In particular on aircraft engines, but also on turbomachines in general, a shaft failure, especially a failure of the low-pressure turbine shaft, constitutes a considerable hazard to persons and property. In the event of a failure of a turbine shaft, the energy-generating end of the shaft, i.e. the part of the shaft which is connected to the turbine rotor, will run up in an uncontrolled manner since it is now disconnected from the energy-consuming end of the shaft. Consequently, the engine and/or the aircraft may be damaged or destroyed.
Various devices for the mechanical and/or electronic detection of a shaft failure and for the subsequent interruption of the energy supply (fuel supply) to avoid an overspeed condition and its negative consequences are known. Here, it is crucial that a shaft failure is detected as early as possible and the engine is shut off instantly by interruption of the fuel supply.
In an electronic device for the detection or avoidance of an overspeed condition known from Patent Specification U.S. Pat. No. 4,712,372, two inductive sensors are arranged on the toothed turbine shaft, i.e. on the energy-consuming end and on the energy-generating end, which produce a speed-proportional signal corresponding to the number of pulses counted. If a speed difference resulting from an increase of the speed of that part of the shaft which is connected to the turbine rotor, and thus a shaft failure, is detected, a solenoid fuel valve will be actuated and the fuel supply interrupted, avoiding further acceleration of the turbine rotor. However, the electronic shut-off systems are critical in that their response times are relatively long. For safety reasons, relatively long shut-off times require a higher material input in the area of the turbine which, in turn, leads to an increase in weight.

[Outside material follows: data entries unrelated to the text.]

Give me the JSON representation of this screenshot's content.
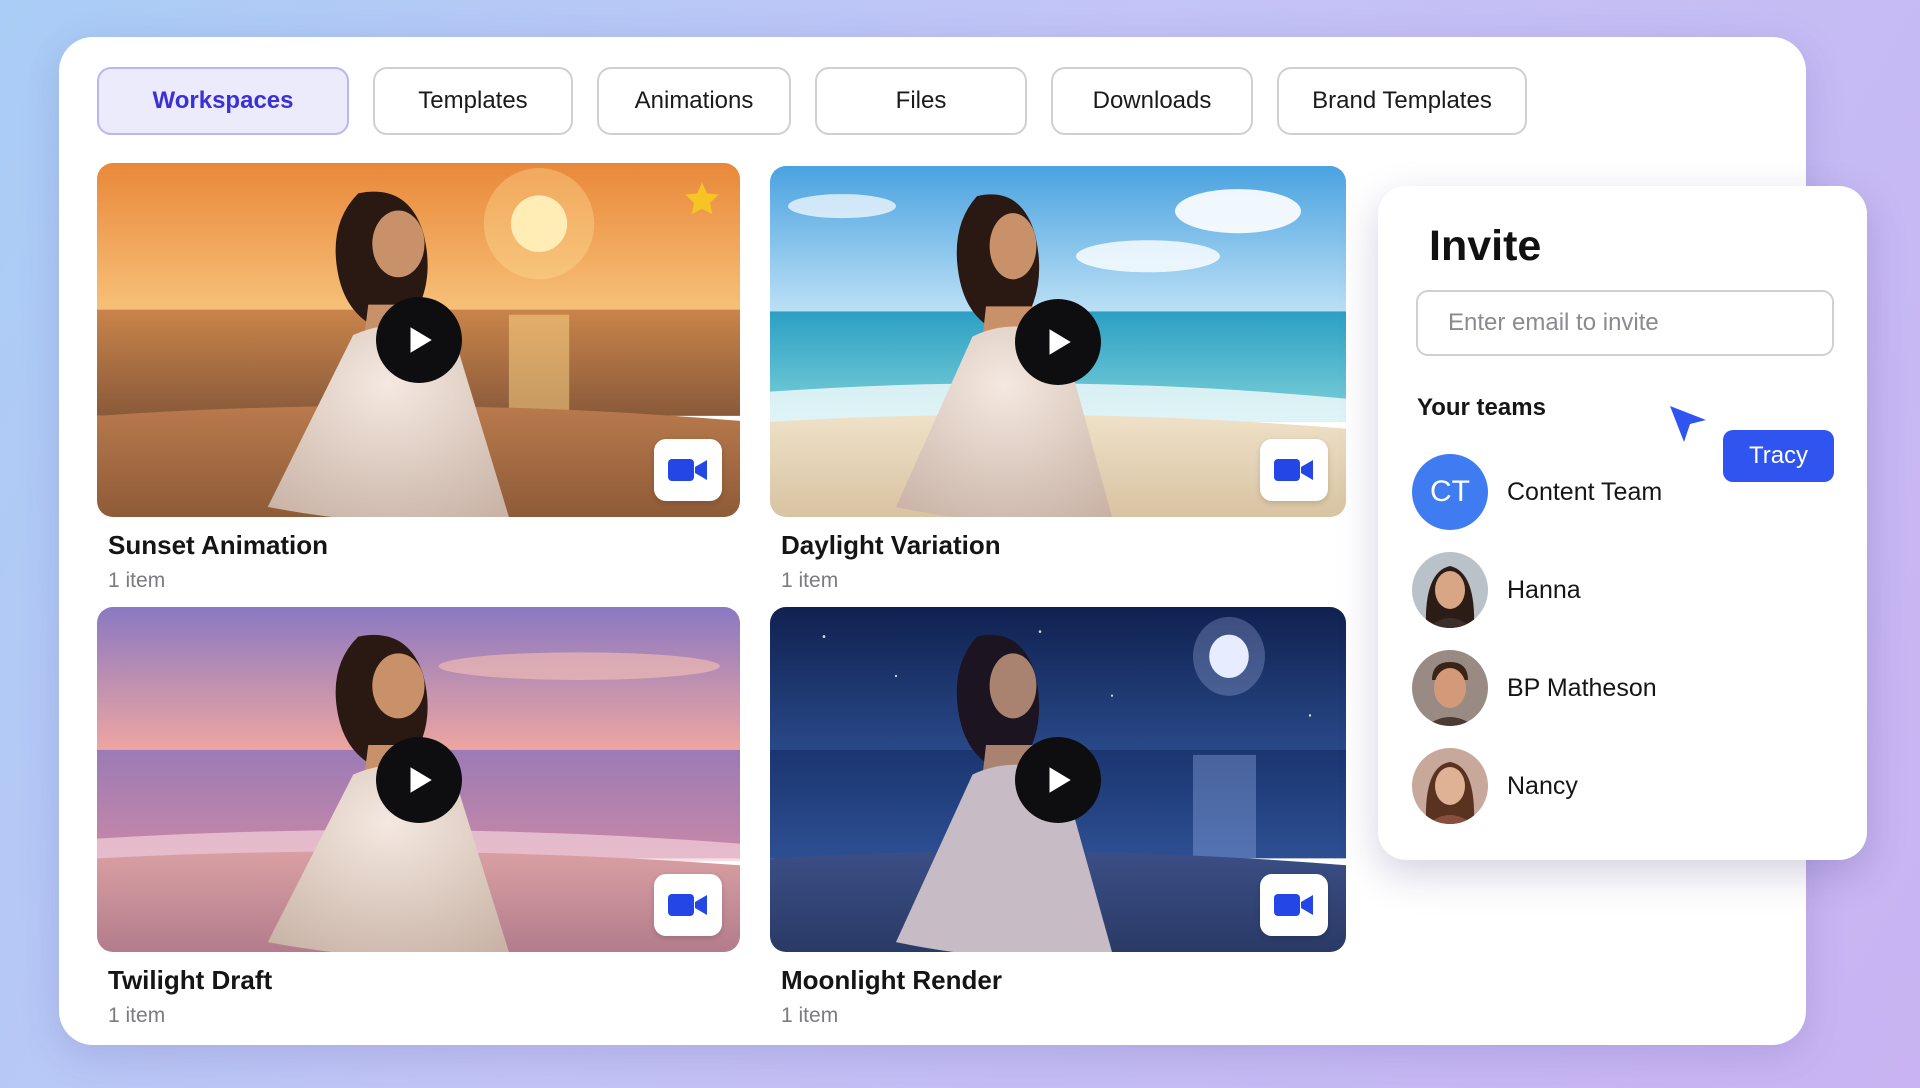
{
  "tabs": [
    {
      "label": "Workspaces",
      "active": true
    },
    {
      "label": "Templates",
      "active": false
    },
    {
      "label": "Animations",
      "active": false
    },
    {
      "label": "Files",
      "active": false
    },
    {
      "label": "Downloads",
      "active": false
    },
    {
      "label": "Brand Templates",
      "active": false
    }
  ],
  "cards": [
    {
      "title": "Sunset Animation",
      "count": "1 item",
      "scene": "sunset",
      "starred": true
    },
    {
      "title": "Daylight Variation",
      "count": "1 item",
      "scene": "daylight",
      "starred": false
    },
    {
      "title": "Twilight Draft",
      "count": "1 item",
      "scene": "twilight",
      "starred": false
    },
    {
      "title": "Moonlight Render",
      "count": "1 item",
      "scene": "moonlight",
      "starred": false
    }
  ],
  "invite": {
    "title": "Invite",
    "email_placeholder": "Enter email to invite",
    "email_value": "",
    "teams_label": "Your teams",
    "cursor_tag": "Tracy",
    "members": [
      {
        "name": "Content Team",
        "initials": "CT"
      },
      {
        "name": "Hanna",
        "initials": ""
      },
      {
        "name": "BP Matheson",
        "initials": ""
      },
      {
        "name": "Nancy",
        "initials": ""
      }
    ]
  },
  "colors": {
    "accent": "#3b2fd8",
    "active_tab_bg": "#ecebfb",
    "tag_blue": "#2f54f0",
    "team_avatar": "#3f7cf2",
    "star": "#f7c325",
    "camera_icon": "#2247e6"
  },
  "icons": {
    "play": "play-icon",
    "camera": "video-camera-icon",
    "star": "star-icon",
    "cursor": "pointer-cursor-icon"
  }
}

Furthermore, mechanical devices are described in which a reference shaft is coaxially associated to the turbine shaft and connected to the forward, energy-consuming end of the turbine shaft. In the event of a shaft failure, the resultant rotation of the turbine shaft relative to the reference shaft is used to mechanically actuate the fuel shut-off valve. In a known mechanical device of this type for the control of overspeed conditions in the event of a failure of the low-pressure turbine shaft connecting the low-pressure turbine and the fan of an aircraft engine, recesses are provided on the rear ends of both shafts. In the event of a shaft failure, the low-pressure turbine shaft will rotate relative to the reference shaft and the—initially offset—recesses in both shafts will come into coincidence, as a result of which a pre-loaded driver provided on the low-pressure turbine shaft will swing out radially and engage a wire loop provided at the end of a wire rope. The pull exerted on the wire rope is transmitted to a fuel shut-off valve to close it, thus limiting the overspeed condition by interrupting the fuel supply. The known mechanical devices using a reference shaft are disadvantageous in that their response depends on a comparatively large angle of relative rotation between the turbine shaft and the reference shaft. Also, the purely mechanical design of the shut-off system, and, in particular, the wire rope connection between the turbine shaft and the fuel shut-off valve, incurs high design effort and is susceptible to wear.